All the hyperedges that are at distance \(h\ge 1\) from y are \(e_{h}\), plus \(E_{h,1}\cup E_{h-1,2}\cup \ldots \cup E_{\lceil (h+1)/2 \rceil , \lfloor (h+1)/2 \rfloor }\), plus \(E'_{h-1,1}\cup E'_{h-2,2}\cup \ldots \cup E'_{\lceil h/2 \rceil , \lfloor h/2 \rfloor }\) for the \((r-2)\) hypertrees \(\mathcal {T}'_l\). When \(h=0\), there is only the hyperedge \(e_0\) at distance h from y. Therefore, using the already defined p and q, the number of hyperedges at distance \(h\ge 1\) from y is \(1+\varDelta \frac{(\varDelta -1)^p(r-1)^p-1}{(\varDelta -1)(r-1)-1}+r\frac{(\varDelta -1)^q(r-1)^q-1}{(\varDelta -1)(r-1)-1}\).

We can conclude that the utility that a leftmost leaf y gets from the deviation \(u_y(\boldsymbol{\sigma }{\mathop {\rightarrow }\limits ^{Z}}\boldsymbol{\sigma }^*)\) is \(\beta \cdot p_x(\boldsymbol{\sigma })\), which is equal to \(\beta \cdot u_y(\boldsymbol{\sigma })\), so y does not profit from the deviation, and \(\boldsymbol{\sigma }\) is a \((\beta ,k)\)-equilibrium.    \(\square \)

Lemma 9

\(u_x(\boldsymbol{\sigma }^*)=\beta \sum _{h\in [d]}\alpha _h \varDelta (\varDelta -1)^{h-1}(r-1)^{h-1}\) for any \(x\in V\).

From Lemma 8 and 9, we obtain the lower bound for \(\textsf{PoA}^{\beta }_k(\mathcal {G})\), which concludes the proof of the theorem.    \(\square \)

Remark 2

Please note that, if all the distance-factors are not lower than a constant \(c>0\), from Theorem 7 we can conclude that the \((\beta ,k)\)-price of anarchy of \(\varDelta \)-bounded-degree GDPG, as a function of d, can grow as \(\varOmega (\beta (\varDelta -1)^{d/2}(r-1)^{d/2})\).

8 Conclusion and Future Works

This study leaves some open problems, such as (i) closing the gap between the upper and the lower bound on the Price of Anarchy for bounded-degree hypergraphs; (ii) extending the results on the Price of Stability to values of \(\beta \) greater than one; and (iii) computing a lower bound on the Price of Stability for bounded-degree hypergraphs.
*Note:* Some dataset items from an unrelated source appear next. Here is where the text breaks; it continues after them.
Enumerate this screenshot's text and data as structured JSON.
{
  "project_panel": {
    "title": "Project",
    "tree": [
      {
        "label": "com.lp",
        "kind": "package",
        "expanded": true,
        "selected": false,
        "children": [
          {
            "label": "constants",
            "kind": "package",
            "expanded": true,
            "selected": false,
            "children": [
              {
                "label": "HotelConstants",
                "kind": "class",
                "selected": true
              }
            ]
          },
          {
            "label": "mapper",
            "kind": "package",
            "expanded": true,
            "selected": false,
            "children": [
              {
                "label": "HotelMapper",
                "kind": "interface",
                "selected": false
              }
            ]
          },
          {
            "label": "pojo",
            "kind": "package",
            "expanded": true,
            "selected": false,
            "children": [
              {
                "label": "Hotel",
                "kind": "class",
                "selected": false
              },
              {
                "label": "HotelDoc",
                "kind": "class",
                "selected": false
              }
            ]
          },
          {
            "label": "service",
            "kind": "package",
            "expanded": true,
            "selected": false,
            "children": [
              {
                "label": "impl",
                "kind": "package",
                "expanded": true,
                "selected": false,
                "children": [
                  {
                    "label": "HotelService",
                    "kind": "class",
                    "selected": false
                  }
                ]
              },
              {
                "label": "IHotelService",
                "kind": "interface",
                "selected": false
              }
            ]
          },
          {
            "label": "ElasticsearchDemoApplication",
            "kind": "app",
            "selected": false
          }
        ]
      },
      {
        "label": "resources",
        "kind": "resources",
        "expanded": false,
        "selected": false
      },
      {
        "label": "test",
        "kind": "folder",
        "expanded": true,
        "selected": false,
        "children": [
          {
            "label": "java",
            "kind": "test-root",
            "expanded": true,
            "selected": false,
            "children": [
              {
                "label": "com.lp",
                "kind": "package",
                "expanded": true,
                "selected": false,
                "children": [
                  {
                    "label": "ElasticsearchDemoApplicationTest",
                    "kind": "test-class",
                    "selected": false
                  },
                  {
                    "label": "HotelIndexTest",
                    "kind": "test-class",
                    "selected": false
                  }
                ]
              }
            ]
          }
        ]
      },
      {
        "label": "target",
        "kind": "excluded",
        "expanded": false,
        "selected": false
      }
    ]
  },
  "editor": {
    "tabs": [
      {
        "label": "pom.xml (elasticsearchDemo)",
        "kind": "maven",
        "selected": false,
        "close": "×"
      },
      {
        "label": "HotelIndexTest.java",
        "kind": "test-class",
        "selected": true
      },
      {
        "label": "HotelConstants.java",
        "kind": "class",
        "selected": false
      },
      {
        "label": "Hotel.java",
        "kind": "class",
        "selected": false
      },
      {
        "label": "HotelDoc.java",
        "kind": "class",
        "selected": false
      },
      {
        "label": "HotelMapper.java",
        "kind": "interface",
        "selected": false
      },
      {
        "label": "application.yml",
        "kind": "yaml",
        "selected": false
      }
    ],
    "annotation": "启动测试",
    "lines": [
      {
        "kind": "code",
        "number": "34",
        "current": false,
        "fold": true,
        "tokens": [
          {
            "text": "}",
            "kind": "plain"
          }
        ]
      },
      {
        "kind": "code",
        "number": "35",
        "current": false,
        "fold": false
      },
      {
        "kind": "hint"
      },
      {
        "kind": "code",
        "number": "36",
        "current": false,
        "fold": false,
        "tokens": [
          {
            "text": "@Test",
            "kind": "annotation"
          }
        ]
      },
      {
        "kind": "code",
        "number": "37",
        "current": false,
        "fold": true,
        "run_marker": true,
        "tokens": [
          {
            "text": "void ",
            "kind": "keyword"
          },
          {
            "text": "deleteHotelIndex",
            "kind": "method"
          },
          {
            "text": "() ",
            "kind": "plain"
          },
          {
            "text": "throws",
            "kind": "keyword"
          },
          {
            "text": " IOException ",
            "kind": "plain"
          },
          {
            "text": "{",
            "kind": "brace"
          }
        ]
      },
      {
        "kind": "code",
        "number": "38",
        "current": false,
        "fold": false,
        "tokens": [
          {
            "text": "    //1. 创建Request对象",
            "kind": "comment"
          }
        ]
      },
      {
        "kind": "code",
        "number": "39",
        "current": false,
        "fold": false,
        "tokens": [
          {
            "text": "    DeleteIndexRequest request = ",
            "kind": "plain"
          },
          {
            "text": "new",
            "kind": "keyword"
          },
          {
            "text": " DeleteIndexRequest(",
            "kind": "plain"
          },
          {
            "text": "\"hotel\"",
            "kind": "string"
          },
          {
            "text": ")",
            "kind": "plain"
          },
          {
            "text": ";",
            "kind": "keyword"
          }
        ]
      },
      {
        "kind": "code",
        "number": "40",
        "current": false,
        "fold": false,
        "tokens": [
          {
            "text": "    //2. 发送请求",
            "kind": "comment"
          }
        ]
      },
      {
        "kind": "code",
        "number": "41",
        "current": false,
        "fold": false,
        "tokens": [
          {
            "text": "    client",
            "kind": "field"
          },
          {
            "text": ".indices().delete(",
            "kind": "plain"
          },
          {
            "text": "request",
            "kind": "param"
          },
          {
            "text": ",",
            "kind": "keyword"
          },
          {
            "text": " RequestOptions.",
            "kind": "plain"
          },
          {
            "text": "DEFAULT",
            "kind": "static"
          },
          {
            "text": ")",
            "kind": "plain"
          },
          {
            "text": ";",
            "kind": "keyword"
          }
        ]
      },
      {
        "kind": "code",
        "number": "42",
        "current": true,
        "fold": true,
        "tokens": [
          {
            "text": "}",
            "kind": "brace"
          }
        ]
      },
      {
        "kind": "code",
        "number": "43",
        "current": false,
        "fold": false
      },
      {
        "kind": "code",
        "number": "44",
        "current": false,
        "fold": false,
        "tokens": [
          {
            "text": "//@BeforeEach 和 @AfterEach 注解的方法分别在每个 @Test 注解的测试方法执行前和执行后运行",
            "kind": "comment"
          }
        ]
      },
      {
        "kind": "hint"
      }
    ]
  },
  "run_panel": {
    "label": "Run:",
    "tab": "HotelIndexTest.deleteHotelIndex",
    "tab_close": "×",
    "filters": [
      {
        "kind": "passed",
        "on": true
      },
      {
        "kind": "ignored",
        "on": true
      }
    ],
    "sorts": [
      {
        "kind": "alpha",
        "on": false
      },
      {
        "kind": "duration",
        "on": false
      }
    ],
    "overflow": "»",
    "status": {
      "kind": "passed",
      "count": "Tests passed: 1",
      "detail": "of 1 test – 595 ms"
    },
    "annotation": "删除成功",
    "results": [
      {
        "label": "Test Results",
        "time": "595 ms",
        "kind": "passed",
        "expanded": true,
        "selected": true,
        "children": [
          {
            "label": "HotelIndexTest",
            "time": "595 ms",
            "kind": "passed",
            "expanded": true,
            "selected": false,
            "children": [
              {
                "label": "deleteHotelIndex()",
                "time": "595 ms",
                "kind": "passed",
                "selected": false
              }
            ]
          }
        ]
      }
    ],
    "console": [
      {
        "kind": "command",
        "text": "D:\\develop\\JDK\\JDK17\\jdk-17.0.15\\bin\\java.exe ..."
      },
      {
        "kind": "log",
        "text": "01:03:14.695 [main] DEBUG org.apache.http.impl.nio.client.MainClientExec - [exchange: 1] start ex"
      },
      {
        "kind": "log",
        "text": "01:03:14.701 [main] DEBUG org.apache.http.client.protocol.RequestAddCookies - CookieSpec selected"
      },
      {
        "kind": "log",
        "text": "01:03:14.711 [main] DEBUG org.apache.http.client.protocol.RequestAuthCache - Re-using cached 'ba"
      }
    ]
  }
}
Concerning the latter problem, we are confident that it is possible to use the same modus operandi described in Sect. 6.

Another relevant open problem we consider worth investigating concerns finding particular classes of games which guarantee the existence of equilibria. We believe the class of games with a hypertree as underlying hypergraph are a good candidate. About the existence of \(\beta \)-approximate k-strong equilibria, we conjecture that the condition stated in Theorem 1 is necessary, and can be proven with some ad-hoc game instances.

Another interesting research direction is studying our model with respect to different social welfare functions, e.g., using the \(L^p\)-norm for the different values of p.